Adding Linux desktops for some staff. Probably 25% over the next year. Not because Linux is intrinsically more secure, but because diversity is intrinsically protective.

Segmenting the network. Three subnets — administration, development, general office — with firewall between them and explicit allow rules for what crosses.

Centralised monitoring, looking at the gateway logs and at host-level events from a central server. The investment is modest; the visibility improvement is substantial.

Patching as a managed process, not a host-by-host responsibility. A central server tracks which patches are deployed where and produces reports on coverage gaps.

Off-host backup of every workstation, not just servers. The compromise demonstrated that workstation data was as important as server data.

None of this is dramatic. All of it is the unglamorous structural improvement that follows incidents. The cost is real but is amortised over years; the cost of not doing it would be paid the next time something similar happens.
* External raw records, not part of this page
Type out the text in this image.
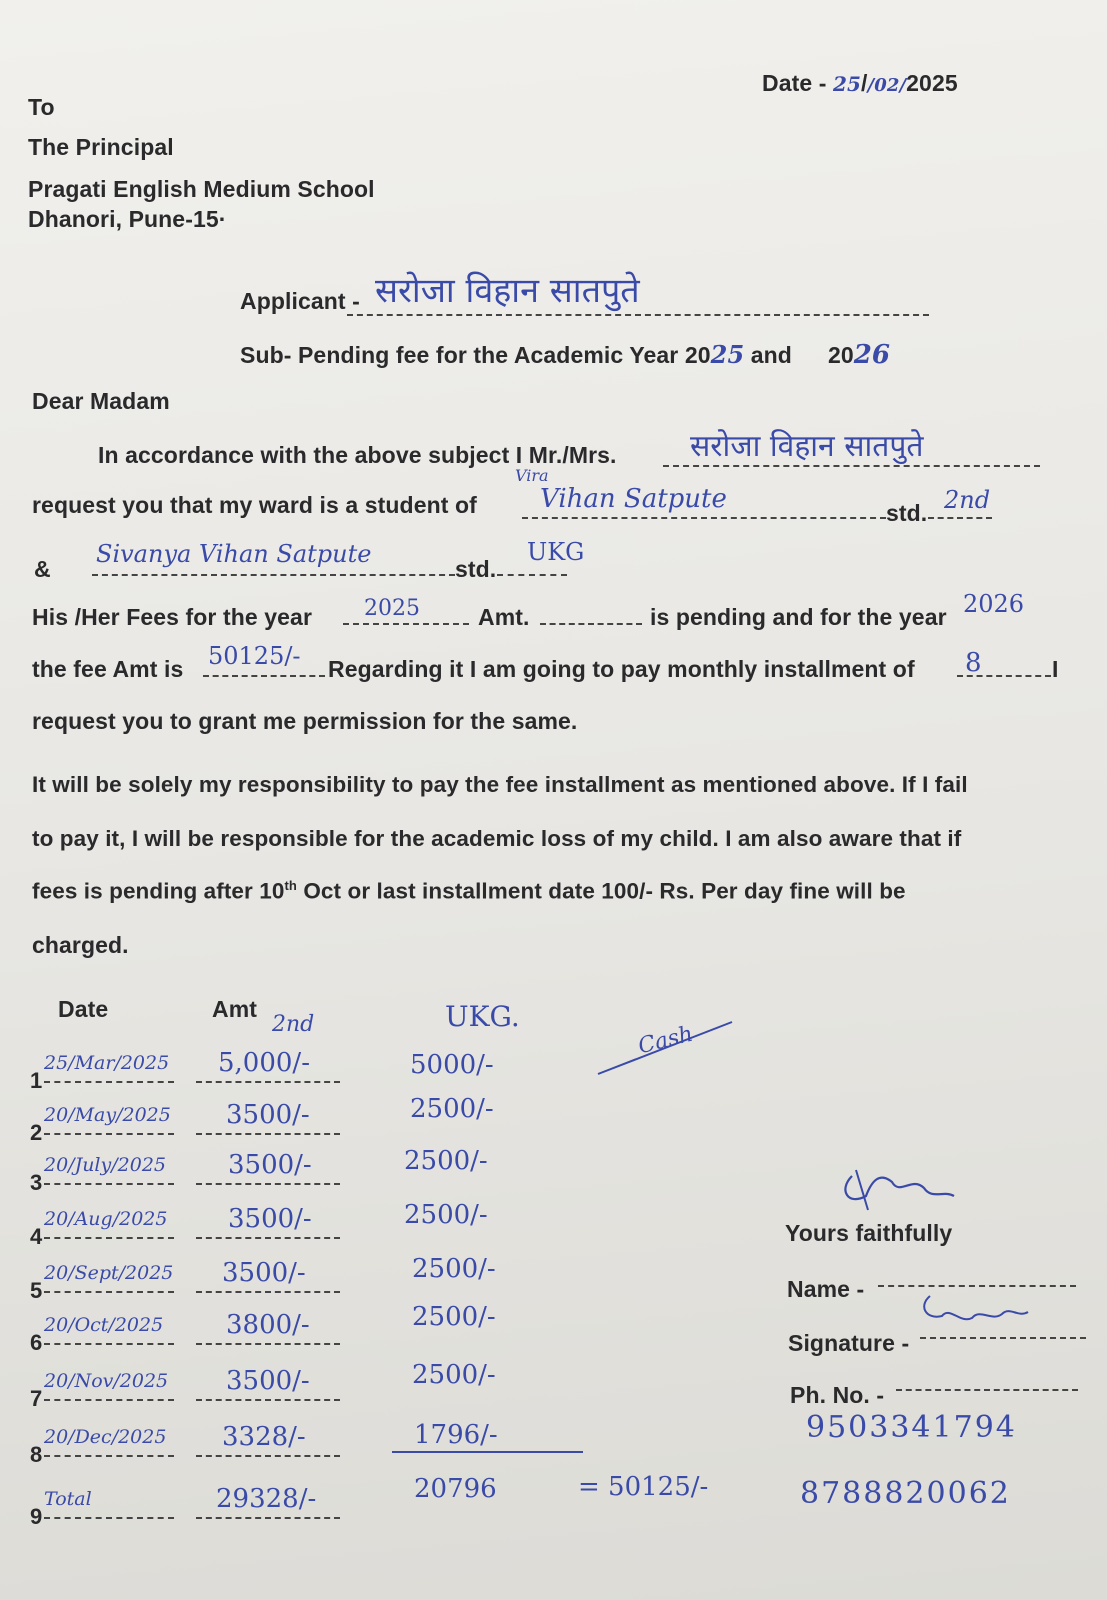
Date - 25//02/2025
To
The Principal
Pragati English Medium School
Dhanori, Pune-15·
Applicant - सरोजा विहान सातपुते
Sub- Pending fee for the Academic Year 2025 and 2026
Dear Madam
In accordance with the above subject I Mr./Mrs. सरोजा विहान सातपुते
request you that my ward is a student of
Vira
Vihan Satpute	std. 2nd
&
Sivanya Vihan Satpute
std.
UKG
His /Her Fees for the year 2025	Amt.	is pending and for the year 2026
the fee Amt is 50125/- Regarding it I am going to pay monthly installment of 8	I
request you to grant me permission for the same.
It will be solely my responsibility to pay the fee installment as mentioned above. If I fail
to pay it, I will be responsible for the academic loss of my child. I am also aware that if
fees is pending after 10th Oct or last installment date 100/- Rs. Per day fine will be
charged.
Date	Amt
2nd	UKG.
Cash
1
25/Mar/2025 5,000/-	5000/-
2
20/May/2025 3500/-	2500/-
3
20/July/2025 3500/-	2500/-
4
20/Aug/2025 3500/-	2500/-
5
20/Sept/2025 3500/-	2500/-
6
20/Oct/2025 3800/-	2500/-
7
20/Nov/2025 3500/-	2500/-
8
20/Dec/2025 3328/-	1796/-
9
Total	29328/-	20796	= 50125/-
Yours faithfully
Name -
Signature -
Ph. No. -
9503341794
8788820062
What I am taking from this

For my own work and for the small organisations I help:

Recommend diversity as default architecture. Not 100% diversity (which has its own costs), but conscious choice to have at least one piece of every layer be different from the dominant choice. A Linux gateway in front of a Windows network. A non-Windows host in the file-server tier. A few non-default workstations.

Recommend segmentation as default architecture. Even crude segmentation — per-department subnets with allow-listed traffic between them — is a substantial structural improvement over flat networks.

Recommend off-host monitoring as default. Visibility into what is happening, by people who are looking at it, is the difference between a one-host incident and a network-wide incident. The cost of monitoring is modest; the cost of not monitoring is potentially the entire network.

Treat the non-incident period as the time to make these investments. During an incident, time is the scarcest resource. The investments only pay off if they are made before the incident.

A hard lesson, paid for by the consultancy. Worth writing down so the lesson is not paid for again.